Faculties, universities and schools — largely public or nonprofit — can’t afford to pay $100,000 per visa, Bonta’s workplace mentioned.

As well as, some 17,000 healthcare staff with H-1B visas — half of them physicians and surgeons — are serving to to backfill an enormous shortfall in skilled medical workers within the U.S., together with by working as medical doctors and nurses in low-income and rural neighborhoods, Bonta’s workplace mentioned.

“In California, entry to specialists and first care suppliers in rural areas is already extraordinarily restricted and is projected to worsen as physicians retire and these communities battle to draw new medical doctors,” it mentioned. “Because of the price, these establishments will probably be compelled to function with insufficient staffing or divert funding away from different essential applications to cowl bills.”

Bonta’s workplace mentioned that previous to the imposition of the brand new price, employers may anticipate to pay between $960 and $7,595 in “regulatory and statutory charges” per H-1B visa, primarily based on the precise value to the federal government of processing the request and doc, as meant by Congress.

The Trump administration, Bonta’s workplace mentioned, issued the brand new price with out going by means of legally required processes for amassing outdoors enter first, and “with out contemplating the complete vary of impacts — particularly on the availability of the crucial providers by authorities and nonprofit entities.”

The arguments echo findings by a decide in a separate case years in the past, after Trump tried to limit many such visas in his first time period. A decide in that case — introduced by the U.S. Chamber of Commerce, the Nationwide Assn. of Producers and others — discovered that Congress, not the president, had the authority to vary the phrases of the visas, and that the Trump administration had not evaluated the potential impacts of such a change earlier than implementing it, as required by legislation.

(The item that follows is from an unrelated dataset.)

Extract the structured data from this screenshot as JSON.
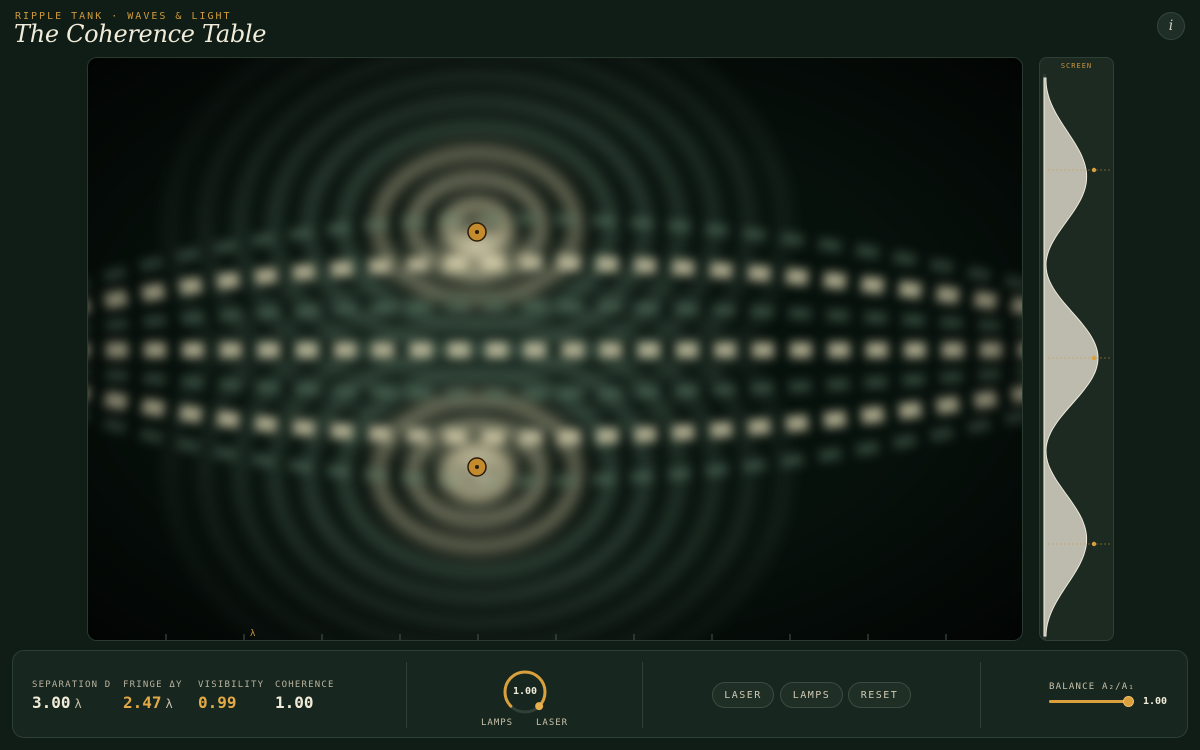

The case grew to become moot after President Biden determined to not renew the restrictions in 2021, a transfer which tech firms thought of a win.

Becoming a member of within the lawsuit — California’s forty ninth towards the Trump administration within the final yr alone — are Arizona, Colorado, Connecticut, Delaware, Hawaii, Illinois, Maryland, Massachusetts, Michigan, Minnesota, North Carolina, New Jersey, New York, Oregon, Rhode Island, Vermont, Washington and Wisconsin.